July 20, 1985
By the President of the United States of America
Sixteen years ago, on July 20, 1969, American astronauts sent a message to Earth: "The Eagle has landed.'' In a dramatic and compelling moment in history, the first humans had reached solid ground beyond our own planet.
To understand Earth systems we must understand our solar system and the universe beyond. Remotely controlled satellites have been sent on missions to Mars, Saturn, and Jupiter. If all goes well, the outer planets Uranus and Neptune will be studied as the Voyager spacecraft passes by in 1986 and 1989, respectively. Within the next year or so the first comet rendezvous are planned (Giacobini-Zinner and Halley), the powerful Hubble Space Telescope will be placed in orbit, and the Galileo Mission to Jupiter will be launched. Scientists around the world eagerly anticipate the results.
The space shuttle continues to demonstrate and expand its capabilities with each successive flight. Within the past year, satellites have been launched from the shuttle's bay, repaired in space, and retrieved and returned to Earth for repair. We have conducted missions in which a European-designed and -built scientific laboratory -- Spacelab -- has flown in the shuttle bay's gravity-free environment during which data in a wide range of disciplines have been acquired, materials tested, and chemical reactions monitored.
Under NASA's direction, the next logical step in America's space program -- the space station -- is being planned, with development scheduled for the latter part of this decade. When it becomes operational in the early to mid-1990s, the space station will be a catalyst for expanding the peaceful uses of space for scientific, industrial, and commercial gain. The station will serve as a laboratory for materials processing and industrial and scientific research; as a permanent observatory for astronomy and Earth observations; as a storage and supply depot; and as a base from which to service other satellites or satellite clusters that will form the world's first space-based industrial park. Japan, Europe, and Canada have joined with us in partnerships that are designed to serve all our long-term interests.
Space exploration is little more than a quarter century old. In that brief period, more has been learned about the cosmos and our relation to it than in all the preceding centuries combined. The ever-increasing knowledge gained from peaceful space exploration, and the uses to which that knowledge is put, potentially benefit all those aboard Spaceship Earth. The spirit of July 20, 1969, lives on.
In recognition of the achievements and promise of our space exploration program, the Congress, by Senate Joint Resolution 154, has designated July 20, 1985, as "Space Exploration Day'' and authorized and requested the President to issue a proclamation to commemorate this event.
Now, Therefore, I, Ronald Reagan, President of the United States of America, do hereby proclaim July 20, 1985, as Space Exploration Day.
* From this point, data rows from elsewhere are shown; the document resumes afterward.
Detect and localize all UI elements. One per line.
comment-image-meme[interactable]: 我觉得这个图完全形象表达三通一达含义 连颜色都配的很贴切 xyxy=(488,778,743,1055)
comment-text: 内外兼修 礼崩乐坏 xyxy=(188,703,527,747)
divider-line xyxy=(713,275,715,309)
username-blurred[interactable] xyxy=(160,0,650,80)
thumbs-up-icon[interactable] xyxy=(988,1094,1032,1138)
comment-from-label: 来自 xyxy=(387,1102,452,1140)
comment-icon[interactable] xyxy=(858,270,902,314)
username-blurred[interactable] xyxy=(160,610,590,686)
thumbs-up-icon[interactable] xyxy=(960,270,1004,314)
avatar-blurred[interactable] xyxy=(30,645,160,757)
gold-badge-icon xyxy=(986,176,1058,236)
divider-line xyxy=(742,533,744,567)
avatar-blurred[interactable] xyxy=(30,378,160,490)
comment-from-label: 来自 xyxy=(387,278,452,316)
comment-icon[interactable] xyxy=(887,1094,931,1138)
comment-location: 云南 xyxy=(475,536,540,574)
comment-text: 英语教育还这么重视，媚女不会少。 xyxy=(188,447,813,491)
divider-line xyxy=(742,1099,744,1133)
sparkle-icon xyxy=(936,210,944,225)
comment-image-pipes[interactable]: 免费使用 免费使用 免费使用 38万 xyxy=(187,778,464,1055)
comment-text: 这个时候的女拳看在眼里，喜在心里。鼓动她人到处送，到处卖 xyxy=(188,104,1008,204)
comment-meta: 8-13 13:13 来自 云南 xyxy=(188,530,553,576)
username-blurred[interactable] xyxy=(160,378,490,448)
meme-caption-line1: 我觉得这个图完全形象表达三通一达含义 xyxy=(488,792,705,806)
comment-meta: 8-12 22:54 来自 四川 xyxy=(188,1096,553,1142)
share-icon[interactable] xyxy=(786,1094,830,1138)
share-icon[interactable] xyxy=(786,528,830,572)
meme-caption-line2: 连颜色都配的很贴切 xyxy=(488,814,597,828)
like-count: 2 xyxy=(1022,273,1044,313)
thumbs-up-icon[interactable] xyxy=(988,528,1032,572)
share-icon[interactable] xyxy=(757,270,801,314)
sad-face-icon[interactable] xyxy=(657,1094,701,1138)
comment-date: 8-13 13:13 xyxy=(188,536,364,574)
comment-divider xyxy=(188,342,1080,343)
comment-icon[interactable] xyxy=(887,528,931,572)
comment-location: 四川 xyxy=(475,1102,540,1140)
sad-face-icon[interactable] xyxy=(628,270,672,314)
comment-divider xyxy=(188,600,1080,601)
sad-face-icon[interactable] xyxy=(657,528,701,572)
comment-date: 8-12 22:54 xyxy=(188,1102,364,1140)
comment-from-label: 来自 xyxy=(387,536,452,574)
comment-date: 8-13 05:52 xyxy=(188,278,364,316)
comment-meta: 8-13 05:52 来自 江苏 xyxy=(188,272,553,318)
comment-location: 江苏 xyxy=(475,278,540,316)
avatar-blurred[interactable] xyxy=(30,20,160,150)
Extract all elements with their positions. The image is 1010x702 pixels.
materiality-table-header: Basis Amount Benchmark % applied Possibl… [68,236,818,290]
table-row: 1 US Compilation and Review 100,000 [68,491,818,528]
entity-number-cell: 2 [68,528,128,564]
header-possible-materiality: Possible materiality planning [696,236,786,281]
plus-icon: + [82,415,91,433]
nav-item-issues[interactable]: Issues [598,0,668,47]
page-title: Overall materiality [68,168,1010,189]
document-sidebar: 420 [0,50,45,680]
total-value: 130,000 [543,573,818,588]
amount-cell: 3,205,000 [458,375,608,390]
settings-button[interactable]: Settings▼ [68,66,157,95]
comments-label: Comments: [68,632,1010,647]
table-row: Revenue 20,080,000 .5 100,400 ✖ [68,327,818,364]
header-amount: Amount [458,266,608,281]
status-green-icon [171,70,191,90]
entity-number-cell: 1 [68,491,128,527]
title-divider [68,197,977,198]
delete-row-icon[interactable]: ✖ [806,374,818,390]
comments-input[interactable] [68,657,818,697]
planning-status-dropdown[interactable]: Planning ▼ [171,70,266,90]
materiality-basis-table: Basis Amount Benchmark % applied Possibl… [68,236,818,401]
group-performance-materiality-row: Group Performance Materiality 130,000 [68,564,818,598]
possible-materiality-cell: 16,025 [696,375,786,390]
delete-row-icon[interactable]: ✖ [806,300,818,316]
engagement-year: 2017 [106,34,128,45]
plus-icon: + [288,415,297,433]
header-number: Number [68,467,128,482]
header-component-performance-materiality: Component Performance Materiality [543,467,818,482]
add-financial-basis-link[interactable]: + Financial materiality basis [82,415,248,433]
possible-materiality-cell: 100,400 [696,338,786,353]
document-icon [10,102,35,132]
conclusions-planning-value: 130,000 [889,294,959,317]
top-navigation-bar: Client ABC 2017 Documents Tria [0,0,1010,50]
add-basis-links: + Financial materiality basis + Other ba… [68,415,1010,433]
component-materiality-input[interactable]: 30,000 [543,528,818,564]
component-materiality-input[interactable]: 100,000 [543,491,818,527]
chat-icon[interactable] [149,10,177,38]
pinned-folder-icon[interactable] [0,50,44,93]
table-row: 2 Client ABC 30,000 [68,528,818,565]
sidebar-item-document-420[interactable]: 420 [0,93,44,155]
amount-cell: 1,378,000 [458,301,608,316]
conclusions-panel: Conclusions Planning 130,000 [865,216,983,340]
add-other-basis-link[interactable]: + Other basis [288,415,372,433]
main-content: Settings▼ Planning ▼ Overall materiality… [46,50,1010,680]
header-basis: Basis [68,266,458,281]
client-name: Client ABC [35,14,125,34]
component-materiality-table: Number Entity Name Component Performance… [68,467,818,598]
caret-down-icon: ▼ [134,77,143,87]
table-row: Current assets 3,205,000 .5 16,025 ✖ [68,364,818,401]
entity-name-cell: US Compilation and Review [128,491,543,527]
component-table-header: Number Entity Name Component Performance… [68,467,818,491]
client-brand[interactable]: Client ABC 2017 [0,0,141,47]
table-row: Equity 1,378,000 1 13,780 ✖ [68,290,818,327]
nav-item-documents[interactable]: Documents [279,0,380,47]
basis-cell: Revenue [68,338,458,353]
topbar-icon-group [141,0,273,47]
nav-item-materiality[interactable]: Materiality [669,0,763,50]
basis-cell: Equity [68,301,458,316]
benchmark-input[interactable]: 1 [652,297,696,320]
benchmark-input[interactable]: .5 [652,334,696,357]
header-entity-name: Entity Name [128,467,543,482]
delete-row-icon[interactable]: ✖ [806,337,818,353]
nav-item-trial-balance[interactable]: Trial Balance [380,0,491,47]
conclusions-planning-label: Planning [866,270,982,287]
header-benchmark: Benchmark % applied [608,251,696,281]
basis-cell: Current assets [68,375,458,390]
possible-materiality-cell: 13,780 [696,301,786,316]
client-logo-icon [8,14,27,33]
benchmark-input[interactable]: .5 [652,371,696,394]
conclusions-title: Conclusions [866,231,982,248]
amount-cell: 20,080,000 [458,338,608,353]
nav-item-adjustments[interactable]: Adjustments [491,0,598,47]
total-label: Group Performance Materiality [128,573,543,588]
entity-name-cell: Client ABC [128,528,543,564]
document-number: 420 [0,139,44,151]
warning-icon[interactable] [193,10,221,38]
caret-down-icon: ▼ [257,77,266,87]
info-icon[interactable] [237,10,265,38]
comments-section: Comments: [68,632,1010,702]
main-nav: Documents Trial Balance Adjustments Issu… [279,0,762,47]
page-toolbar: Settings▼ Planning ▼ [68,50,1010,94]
I call upon the people of the United States to observe the occasion with appropriate ceremonies and activities.
In Witness Whereof, I have hereunto set my hand this twentieth day of July, in the year of our Lord nineteen hundred and eighty-five, and of the Independence of the United States of America the two hundred and tenth.
[Filed with the Office of the Federal Register, 11:59 a.m., July 23, 1985]
Note: The proclamation was released by the Office of the Press Secretary on July 22.